Basically, I'm fully aware of best practice being to make sure clustered indexes are as narrow as possible. But how narrow is narrow? Does anyone have a decent rule of thumb about a tipping point that would mean you're better off using a surrogate rather than a compound key?
There is no rule other than "as narrow as practicable." In a perfect world I'd be able to design all databases so that the best candidate for the cluster was a unique int/bigint just because that meets all the criteria for the best possible clustered key in terms of page level storage within the B-Tree. But in the real world, to a degree, I don't care how wide the index is. I try hard to make it as small as I can, but I don't let that get in the way of good choices. If I have a compound key consisting of three columns that will be unique and will store the data in a perfect order for retrieval, it makes absolutely no sense to pop an identity column on to the table just to satisfy an arbitrary "keep the key narrow" rule. But, if those are three VARCHAR(300) columns, then judgement dictates, that even though they fit within the 900 byte limit on the index, in all likelihood, all the problems that are going to be associated with having that wide a key will outweigh that great storage mechanism. As a SWAG, I'd get concerned beyond a range somewhere between 32-64 bytes, depending on circumstances like data types, access patterns, whether this was a table at the top of a wide range of child tables or the table at the bottom (because frequently, I make the child tables FK with the parent a clustered key if I can, again, depending). But note, I said concerned. I didn't say I wouldn't do it. in the end, it's a judgement call dependent on testing and knowledge of the system.
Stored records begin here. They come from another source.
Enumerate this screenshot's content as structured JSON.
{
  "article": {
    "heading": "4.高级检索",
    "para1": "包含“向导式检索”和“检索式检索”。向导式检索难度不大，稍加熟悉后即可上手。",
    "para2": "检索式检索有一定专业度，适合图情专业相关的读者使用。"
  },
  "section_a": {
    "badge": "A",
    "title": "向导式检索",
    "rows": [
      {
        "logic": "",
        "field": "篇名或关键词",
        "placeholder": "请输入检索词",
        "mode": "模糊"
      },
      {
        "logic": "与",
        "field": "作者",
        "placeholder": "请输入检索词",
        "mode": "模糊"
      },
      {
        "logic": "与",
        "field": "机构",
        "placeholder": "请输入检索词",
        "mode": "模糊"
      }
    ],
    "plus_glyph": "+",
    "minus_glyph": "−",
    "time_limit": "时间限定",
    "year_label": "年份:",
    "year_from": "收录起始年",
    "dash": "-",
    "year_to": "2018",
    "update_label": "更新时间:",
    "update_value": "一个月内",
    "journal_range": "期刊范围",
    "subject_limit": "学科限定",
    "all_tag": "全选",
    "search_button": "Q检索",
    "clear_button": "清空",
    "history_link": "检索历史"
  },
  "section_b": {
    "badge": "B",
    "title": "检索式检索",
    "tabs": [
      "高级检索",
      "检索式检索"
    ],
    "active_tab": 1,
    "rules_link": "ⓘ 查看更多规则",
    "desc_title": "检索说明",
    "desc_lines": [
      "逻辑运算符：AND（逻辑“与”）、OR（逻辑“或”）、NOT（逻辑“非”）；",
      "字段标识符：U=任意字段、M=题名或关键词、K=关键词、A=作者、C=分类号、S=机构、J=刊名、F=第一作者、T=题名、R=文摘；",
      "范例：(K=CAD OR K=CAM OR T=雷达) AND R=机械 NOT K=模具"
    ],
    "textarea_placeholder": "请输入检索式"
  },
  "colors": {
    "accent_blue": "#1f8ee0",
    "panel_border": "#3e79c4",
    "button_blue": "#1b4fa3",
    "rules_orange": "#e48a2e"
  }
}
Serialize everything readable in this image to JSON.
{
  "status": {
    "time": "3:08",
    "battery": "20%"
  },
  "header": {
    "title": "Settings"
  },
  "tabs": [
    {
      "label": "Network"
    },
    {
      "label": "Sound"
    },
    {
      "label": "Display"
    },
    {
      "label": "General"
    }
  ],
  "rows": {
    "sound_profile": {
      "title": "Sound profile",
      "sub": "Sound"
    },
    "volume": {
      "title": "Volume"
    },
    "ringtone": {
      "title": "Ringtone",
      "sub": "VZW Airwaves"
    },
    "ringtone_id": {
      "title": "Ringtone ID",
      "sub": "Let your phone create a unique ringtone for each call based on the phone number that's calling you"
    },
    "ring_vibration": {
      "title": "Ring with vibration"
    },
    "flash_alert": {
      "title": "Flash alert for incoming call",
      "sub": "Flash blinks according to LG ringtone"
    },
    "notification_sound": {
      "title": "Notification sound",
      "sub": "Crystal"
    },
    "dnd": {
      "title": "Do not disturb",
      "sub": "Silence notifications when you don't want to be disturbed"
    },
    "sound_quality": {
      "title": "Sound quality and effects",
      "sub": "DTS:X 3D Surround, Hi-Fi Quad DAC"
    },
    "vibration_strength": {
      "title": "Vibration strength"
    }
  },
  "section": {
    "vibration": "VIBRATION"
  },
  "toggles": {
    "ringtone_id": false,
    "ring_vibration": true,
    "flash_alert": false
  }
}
I'm not aware of a rule of thumb about where a tipping point would occur, I just preempt it by always using a surrogate key. A wide key will work without issue for most smaller or low volume data sets, but the impact potential is always there just waiting for your transaction or storage volumes to increase. If you've gone wide with your keys then reach a 'tipping point,' you're now in a place where people are noticing the performance issues, and it's more difficult (read expensive) to fix because the system is written around the wider keys - join paths in the application code, reporting queries, etc.